The Mad Miss Manton; Review by Robin Franson Pruter

Originally released 21 Oct 1938
Screenplay by Philip G. Epstein from a story by Wilson Collison
Directed by Leigh Jason

Starring Barbara Stanwyck and Henry Fonda

My rating: ★★ stars

Romantic screwball mystery misses the mark of a true classic but offers fine performance by Stanwyck.

The problem with The Mad Miss Manton is not that it’s bad. It’s diverting for 80 minutes. The problem is that it could have been very, very good. The ingredients for a truly classic screwball comedy are there. A madcap heiress. A dedicated reporter. A frenetic story. A sparring couple. Classy gowns. Pratfalls. And yet…

When happy-go-lucky heiress Melsa Manton (Barbara Stanwyck) discovers a body in an abandoned house, it subsequently disappears leading the police and the press to criticize and dismiss her as a frivolous dimwit wasting the police’s time. She sues the reporter printing negative stories about her, Peter Ames (Henry Fonda), and sets off to prove that his criticism was unjust and inaccurate. She and her Park Avenue debutante friends determine to solve the mystery on their own, and soon a second body and the reappearance of the first body help convince the police and Ames that Melsa was right all along. Melsa and the debutantes and Ames and the police then race to solve the mystery.

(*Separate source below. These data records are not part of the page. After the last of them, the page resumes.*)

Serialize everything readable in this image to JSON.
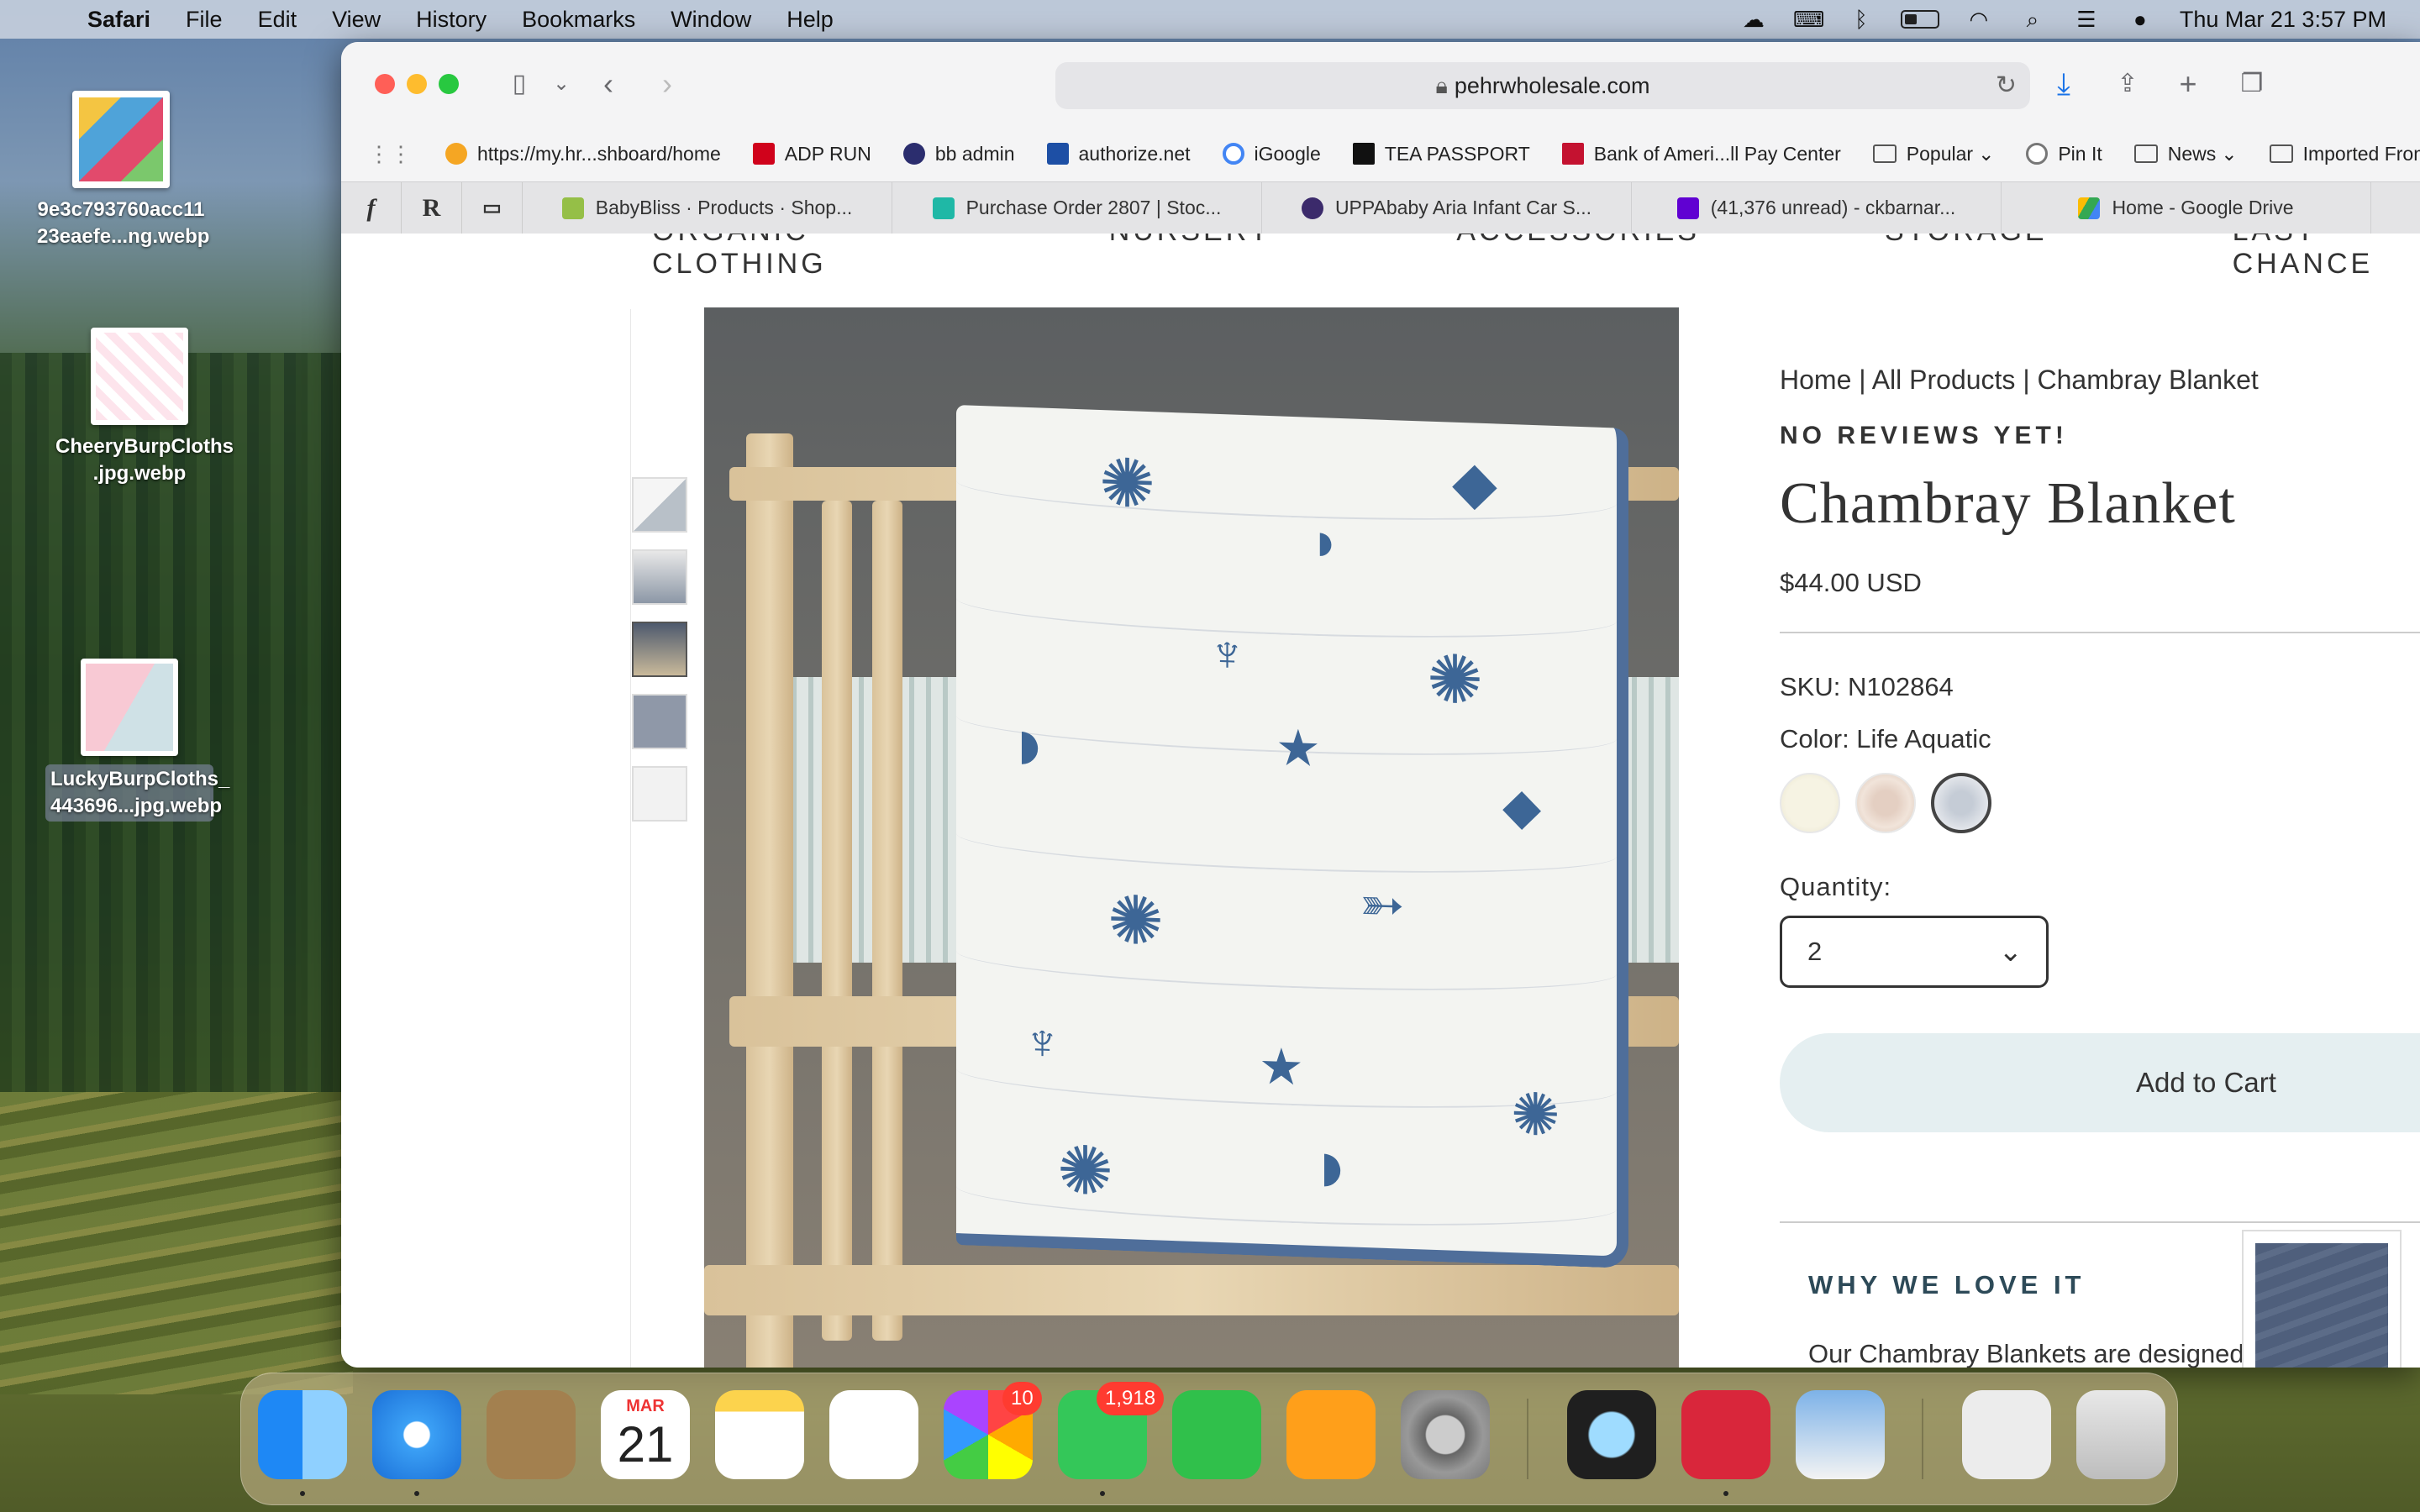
{
  "menubar": {
    "app": "Safari",
    "items": [
      "File",
      "Edit",
      "View",
      "History",
      "Bookmarks",
      "Window",
      "Help"
    ],
    "datetime": "Thu Mar 21  3:57 PM"
  },
  "desktop": {
    "files": [
      {
        "name": "9e3c793760acc11\n23eaefe...ng.webp"
      },
      {
        "name": "CheeryBurpCloths\n.jpg.webp"
      },
      {
        "name": "LuckyBurpCloths_\n443696...jpg.webp"
      }
    ]
  },
  "browser": {
    "address": "pehrwholesale.com",
    "favorites": [
      {
        "label": "https://my.hr...shboard/home",
        "color": "#f5a623"
      },
      {
        "label": "ADP RUN",
        "color": "#d0021b"
      },
      {
        "label": "bb admin",
        "color": "#2b2d6e"
      },
      {
        "label": "authorize.net",
        "color": "#1d4fa5"
      },
      {
        "label": "iGoogle",
        "color": "#4285f4"
      },
      {
        "label": "TEA PASSPORT",
        "color": "#111111"
      },
      {
        "label": "Bank of Ameri...ll Pay Center",
        "color": "#c41230"
      },
      {
        "label": "Popular",
        "folder": true
      },
      {
        "label": "Pin It",
        "color": "#777777"
      },
      {
        "label": "News",
        "folder": true
      },
      {
        "label": "Imported From",
        "folder": true
      }
    ],
    "pinned_tabs": [
      "f",
      "R",
      "▭"
    ],
    "tabs": [
      {
        "label": "BabyBliss · Products · Shop...",
        "color": "#95bf47"
      },
      {
        "label": "Purchase Order 2807 | Stoc...",
        "color": "#1fb8a6"
      },
      {
        "label": "UPPAbaby Aria Infant Car S...",
        "color": "#3b2a6b"
      },
      {
        "label": "(41,376 unread) - ckbarnar...",
        "color": "#6001d2"
      },
      {
        "label": "Home - Google Drive",
        "color": "#34a853"
      }
    ]
  },
  "page": {
    "nav": [
      "ORGANIC CLOTHING",
      "NURSERY",
      "ACCESSORIES",
      "STORAGE",
      "LAST CHANCE"
    ],
    "breadcrumb": "Home | All Products | Chambray Blanket",
    "reviews": "NO REVIEWS YET!",
    "title": "Chambray Blanket",
    "price": "$44.00 USD",
    "sku": "SKU: N102864",
    "color_label": "Color: Life Aquatic",
    "swatches": [
      {
        "name": "stars",
        "color": "#f2efe0"
      },
      {
        "name": "floral",
        "color": "#e8d8cc"
      },
      {
        "name": "life-aquatic",
        "color": "#d9dde3",
        "selected": true
      }
    ],
    "quantity_label": "Quantity:",
    "quantity": "2",
    "add_to_cart": "Add to Cart",
    "why_heading": "WHY WE LOVE IT",
    "description": "Our Chambray Blankets are designed and lovingly"
  },
  "dock": {
    "calendar_month": "MAR",
    "calendar_day": "21",
    "photos_badge": "10",
    "messages_badge": "1,918"
  }
}
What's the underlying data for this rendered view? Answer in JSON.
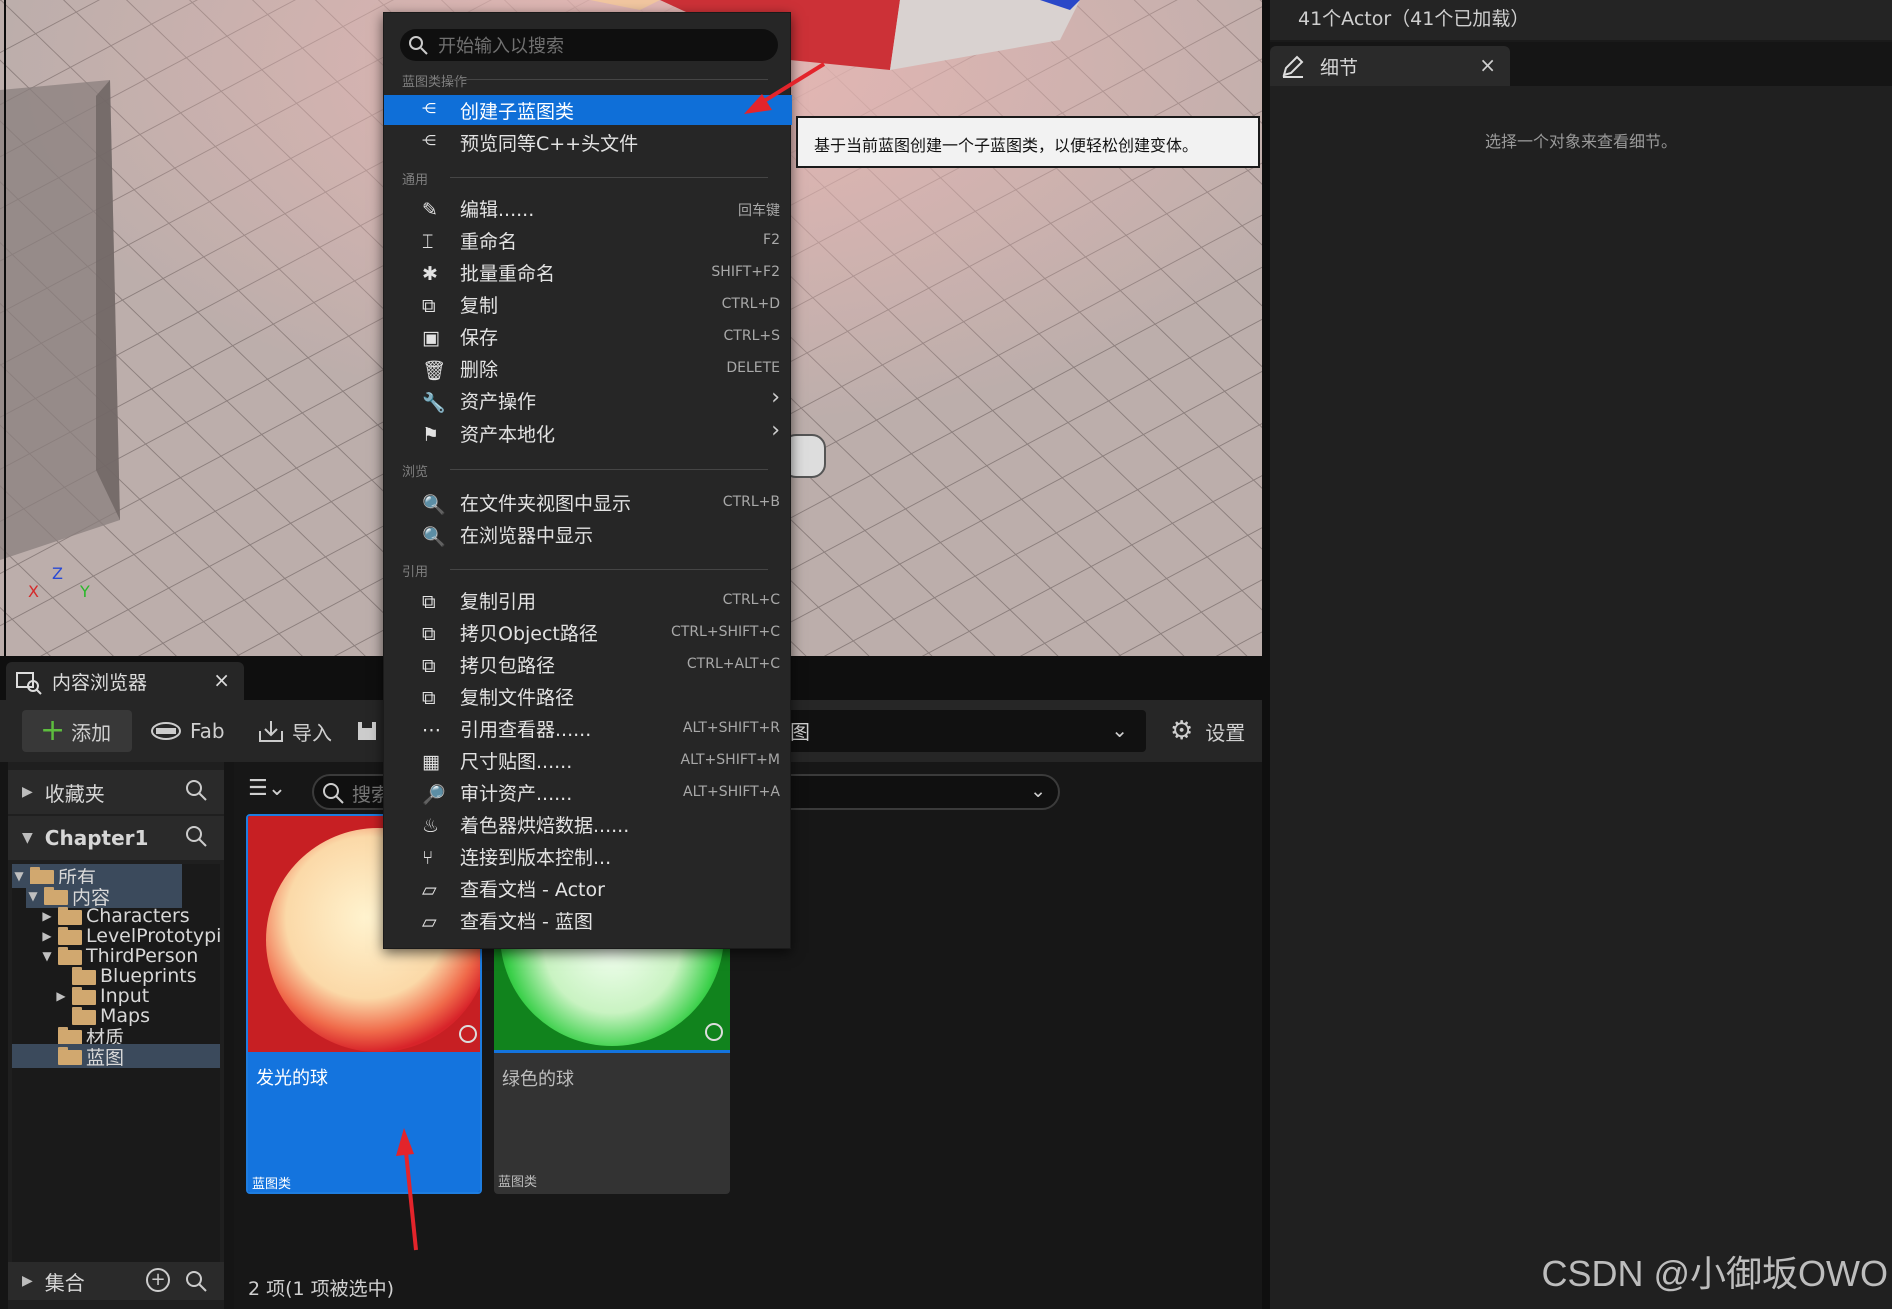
{
  "viewport": {
    "axis": {
      "x": "X",
      "y": "Y",
      "z": "Z"
    }
  },
  "outliner": {
    "status": "41个Actor（41个已加载）"
  },
  "details": {
    "tab_label": "细节",
    "close": "×",
    "empty_message": "选择一个对象来查看细节。"
  },
  "content_browser": {
    "tab_label": "内容浏览器",
    "close": "×",
    "toolbar": {
      "add": "添加",
      "fab": "Fab",
      "import": "导入",
      "path": "图",
      "settings": "设置"
    },
    "favorites": "收藏夹",
    "root_name": "Chapter1",
    "collections": "集合",
    "search_placeholder": "搜索",
    "tree": [
      {
        "label": "所有"
      },
      {
        "label": "内容"
      },
      {
        "label": "Characters"
      },
      {
        "label": "LevelPrototypi"
      },
      {
        "label": "ThirdPerson"
      },
      {
        "label": "Blueprints"
      },
      {
        "label": "Input"
      },
      {
        "label": "Maps"
      },
      {
        "label": "材质"
      },
      {
        "label": "蓝图"
      }
    ],
    "assets": [
      {
        "name": "发光的球",
        "kind": "蓝图类",
        "color": "#e0282c"
      },
      {
        "name": "绿色的球",
        "kind": "蓝图类",
        "color": "#1fb82e"
      }
    ],
    "status": "2 项(1 项被选中)"
  },
  "context_menu": {
    "search_placeholder": "开始输入以搜索",
    "sections": {
      "blueprint": "蓝图类操作",
      "common": "通用",
      "browse": "浏览",
      "references": "引用"
    },
    "items": [
      {
        "label": "创建子蓝图类",
        "shortcut": ""
      },
      {
        "label": "预览同等C++头文件",
        "shortcut": ""
      },
      {
        "label": "编辑......",
        "shortcut": "回车键"
      },
      {
        "label": "重命名",
        "shortcut": "F2"
      },
      {
        "label": "批量重命名",
        "shortcut": "SHIFT+F2"
      },
      {
        "label": "复制",
        "shortcut": "CTRL+D"
      },
      {
        "label": "保存",
        "shortcut": "CTRL+S"
      },
      {
        "label": "删除",
        "shortcut": "DELETE"
      },
      {
        "label": "资产操作",
        "shortcut": ""
      },
      {
        "label": "资产本地化",
        "shortcut": ""
      },
      {
        "label": "在文件夹视图中显示",
        "shortcut": "CTRL+B"
      },
      {
        "label": "在浏览器中显示",
        "shortcut": ""
      },
      {
        "label": "复制引用",
        "shortcut": "CTRL+C"
      },
      {
        "label": "拷贝Object路径",
        "shortcut": "CTRL+SHIFT+C"
      },
      {
        "label": "拷贝包路径",
        "shortcut": "CTRL+ALT+C"
      },
      {
        "label": "复制文件路径",
        "shortcut": ""
      },
      {
        "label": "引用查看器......",
        "shortcut": "ALT+SHIFT+R"
      },
      {
        "label": "尺寸贴图......",
        "shortcut": "ALT+SHIFT+M"
      },
      {
        "label": "审计资产......",
        "shortcut": "ALT+SHIFT+A"
      },
      {
        "label": "着色器烘焙数据......",
        "shortcut": ""
      },
      {
        "label": "连接到版本控制...",
        "shortcut": ""
      },
      {
        "label": "查看文档 - Actor",
        "shortcut": ""
      },
      {
        "label": "查看文档 - 蓝图",
        "shortcut": ""
      }
    ]
  },
  "tooltip": "基于当前蓝图创建一个子蓝图类，以便轻松创建变体。",
  "watermark": "CSDN @小御坂OWO",
  "colors": {
    "accent": "#0f6fd8",
    "selection": "#1474de",
    "annotation_arrow": "#e3242b"
  }
}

Although the role of Melsa seems to cry out for Carole Lombard, Stanwyck is not out of her element. She’s fresh and energetic, commanding  attention at the center of the film. She projects such a capable persona that we believe Melsa can best the police and Ames at the investigation. She does her best to sell a movie that never comes together.

The problems with the film come at the level of the script and the direction. Large pieces of the story are missing. The mystery makes little sense. Suspects show up out of nowhere, and their place in the plot is never explained. Melsa and Ames discover clues that would seem to have meaning, but the audience doesn’t know enough about the story to understand where they fit in. Clearly, the mystery is merely an excuse to have a movie, but the level of carelessness in developing the plot prevents the audience from engaging with the film.

Stanwyck and Fonda have good chemistry, as proven by their later collaboration The Lady Eve. Yet, the romantic plot, like the mystery, is underdeveloped. Ames falls for Melsa without any build up. At one point he shows up completely enamored with her, and I had to rewind the movie to find out where that happened. Nevertheless, the two share a lovely romantic scene in Melsa’s darkened bedroom, which is beautifully photographed by Nicholas Musuraca.

Some early dialogue sets up a class conflict between Melsa and Ames. He seems to have an animus for the rich who gallivant around while other people work and struggle. This idea of class warfare is immediately dropped save for a throwaway line or two later in the film about the middle class.

Despite the problems with the script, the film might have succeeded if the direction had proven snappy enough. Director Leigh Jason never manages to get the rhythm or energy of screwball comedy, which, with strong performers, can hide the fact that the script doesn’t make sense. The scenes are flat, going through the motions of screwball comedy while never achieving the laughs. Unsurprisingly, Jason’s career, which peaked in the late 1930s and early 1940s, remained undistinguished.

I wanted to like The Mad Miss Manton. It could have been better. It should have been better. Stanwyck completists, however, will find her performance commendable. And 1930s movie fans will enjoy the trappings of a classic movie, if not the execution.

OSCAR-WINNER ALERT: Besides Henry Fonda, Hattie McDaniel shows up as Melsa’s faithful maid.


3 comments on “The Mad Miss Manton; Review by Robin Franson Pruter

  1. I saw this film twice and the second time it was a bit better – but still silly nevertheless. What saves this one from being all bad is that chemistry of Stany and Mr Fonda- sighhhs!

    • I also have to give credit to Nicholas Musuraca. That bedroom scene, or, rather, that scene in the bedroom is exquisite.